How Do You Talk With Owls (2)

VINS Volunteer

I have the keys to their enclosures. The raptors. I open them, one at a time, and do service for owls and hawks and eagles and falcons. I rake and clean and water while they, wild talon shod birds, study my every move. As I work, I can’t help but ask: how do you talk to Owls?


2- Barred Owl


It’s my first day, my training day. Karen and Denis are going to show me around the scrapping duties, so I’m listening to the list of things I need to bring with me. Pencil. Paper. Key. Walky-talky. I’m listening and remembering and trying not to pay attention to all the other things happening around me, the staff doing their work, and the educational birds inside making screeching and clicking noises. I’m paying attention to my instructors when I hear That sound.


I first hear it two months previously, when I’m living in the woods for the month of August. For the entire month, it’s just me and a tent in a field near a stream. I’m there because I quit my big city job running a small business. I’m there because I want to be, just be. On one of the first nights,  I’m up the hill from my tent having decided to sit outside all day and night. I’ve found a spot I like, a rock that is comfortable to sit upon, with a slight view out to the horizon, and as dusk gets in, I settle into a little knoll, or maybe it’s a little like a bowl, and lie facing the sky as the stars start to show up through the forest canopy. And just as the forest dark closes me in, and I can’t see my hand in front of my face, That Sound starts.


It is a weird airy whistling sound which I have never before heard. It scares me because I don’t know what it is and it’s not far enough away. It’s just there, down the hill towards my tent, between me and my false sense of safety. I turn on the flashlight and it shines three feet ahead of me, so whatever it is that is going to attack, I’ll see it just before it gets my jugular. I decide there’s nothing I can do except stop my imagination from getting ahead of my reality. I sit up and sing to the night, to myself, and to the creature behind the screaming.

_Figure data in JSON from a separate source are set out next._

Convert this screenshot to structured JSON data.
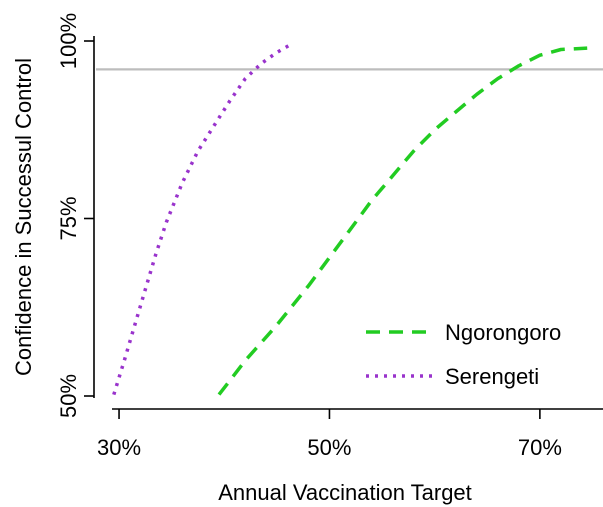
{
  "chart_data": {
    "type": "line",
    "title": "",
    "xlabel": "Annual Vaccination Target",
    "ylabel": "Confidence in Successul Control",
    "xlim": [
      28,
      76
    ],
    "ylim": [
      50,
      100
    ],
    "x_ticks": [
      {
        "value": 30,
        "label": "30%"
      },
      {
        "value": 50,
        "label": "50%"
      },
      {
        "value": 70,
        "label": "70%"
      }
    ],
    "y_ticks": [
      {
        "value": 50,
        "label": "50%"
      },
      {
        "value": 75,
        "label": "75%"
      },
      {
        "value": 100,
        "label": "100%"
      }
    ],
    "reference_line": {
      "y": 96,
      "color": "#bdbdbd"
    },
    "legend_position": "bottom-right",
    "series": [
      {
        "name": "Ngorongoro",
        "color": "#22cc22",
        "dash": "dashed",
        "x": [
          39.5,
          42,
          45,
          48,
          50,
          52,
          54,
          56,
          58,
          60,
          62,
          64,
          66,
          68,
          70,
          72,
          74.5
        ],
        "y": [
          50.2,
          55,
          60,
          65.5,
          69.5,
          73.5,
          77.5,
          81,
          84.5,
          87.5,
          90,
          92.5,
          94.7,
          96.5,
          98,
          98.8,
          99
        ]
      },
      {
        "name": "Serengeti",
        "color": "#9933cc",
        "dash": "dotted",
        "x": [
          29.5,
          30.5,
          31.5,
          32.5,
          33.5,
          34.5,
          36,
          37.5,
          39,
          40.5,
          42,
          43.5,
          45,
          46.3
        ],
        "y": [
          50.2,
          55,
          60,
          65,
          70,
          74.5,
          80,
          84.5,
          88,
          91.5,
          94.7,
          96.8,
          98.4,
          99.5
        ]
      }
    ]
  }
}
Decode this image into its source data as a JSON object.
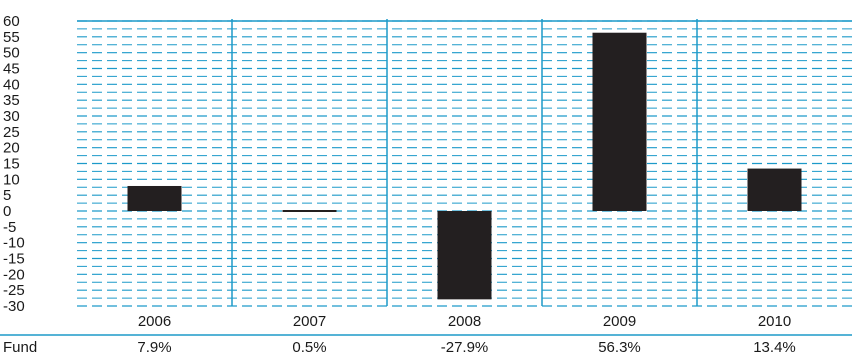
{
  "chart_data": {
    "type": "bar",
    "categories": [
      "2006",
      "2007",
      "2008",
      "2009",
      "2010"
    ],
    "series": [
      {
        "values": [
          7.9,
          0.5,
          -27.9,
          56.3,
          13.4
        ]
      }
    ],
    "ylim": [
      -30,
      60
    ],
    "yticks": [
      60,
      55,
      50,
      45,
      40,
      35,
      30,
      25,
      20,
      15,
      10,
      5,
      0,
      -5,
      -10,
      -15,
      -20,
      -25,
      -30
    ],
    "title": "",
    "xlabel": "",
    "ylabel": "",
    "grid": true
  },
  "data_table": {
    "row_label": "Fund",
    "values": [
      "7.9%",
      "0.5%",
      "-27.9%",
      "56.3%",
      "13.4%"
    ]
  },
  "colors": {
    "bar": "#231f20",
    "grid": "#1d9ac9",
    "text": "#1a1a1a"
  }
}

It keeps up it’s eerie whistling for hours, long after I decide it isn’t going to attack.


I have a lifetime of being in the woods, so it surprises me, this new sound. My grandparents were birders and I have always been fascinated by the varieties of songbirds, the movements of a gull on the wind, the dive of a pelican, and the exaggerated obsessiveness of the birding community. Like musicians, who speak a language that seems to exclude some of us, the thrill of a guitar under experienced fingers and the magical numerology of eighths and fifths in a scale progression, birders have a sophisticated vocabulary.  But I never got into the identifications of parts or behaviours or even varieties with any expertise. I can point to a trout lily in the spring and say “eat that – it is ripe and sweet and tastes unlike anything else you’ve ever tasted”. And I can look up high in the sky and tell the difference between a turkey vulture and a falcon and a hawk. But mostly I just like to the be in the woods hanging out with the flora and the fauna calling it all Friend. But every night, just beyond the forest line and from the same place every evening, that other, whistling sound I cannot identify. And it kind of bugs me that I don’t know what it is. I don’t even know how to find out what it is.

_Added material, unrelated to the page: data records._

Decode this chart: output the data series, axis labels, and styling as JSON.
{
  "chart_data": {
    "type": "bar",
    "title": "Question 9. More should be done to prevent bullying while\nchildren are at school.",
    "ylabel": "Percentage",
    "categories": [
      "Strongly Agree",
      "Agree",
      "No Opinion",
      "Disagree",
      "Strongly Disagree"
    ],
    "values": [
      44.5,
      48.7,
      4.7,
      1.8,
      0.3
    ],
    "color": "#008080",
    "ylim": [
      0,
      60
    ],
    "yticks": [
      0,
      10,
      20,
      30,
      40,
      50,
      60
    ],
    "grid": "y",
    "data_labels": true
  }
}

And then I’m listening to Karen and taking the keys and following her outside and all the time, That Sound is happening: a barred owl is gripping a staff member’s arm, calmly enough, head forward, its hooked beak opening and closing. It’s a baby owl’s begging noise, the staff guy says. To ask for food. This one is a juvenile and should have stopped it by now, but it had an accident, so it’s a little retarded.


I thank him, continue on my way. I’m so glad to know what That Sound is, that I’m not even embarrassed that it once terrified me. I listen closely again and I can hear it: like a baby’s whimpery cry. Feed me. Feed me. Whahhhhh. I’m hungry.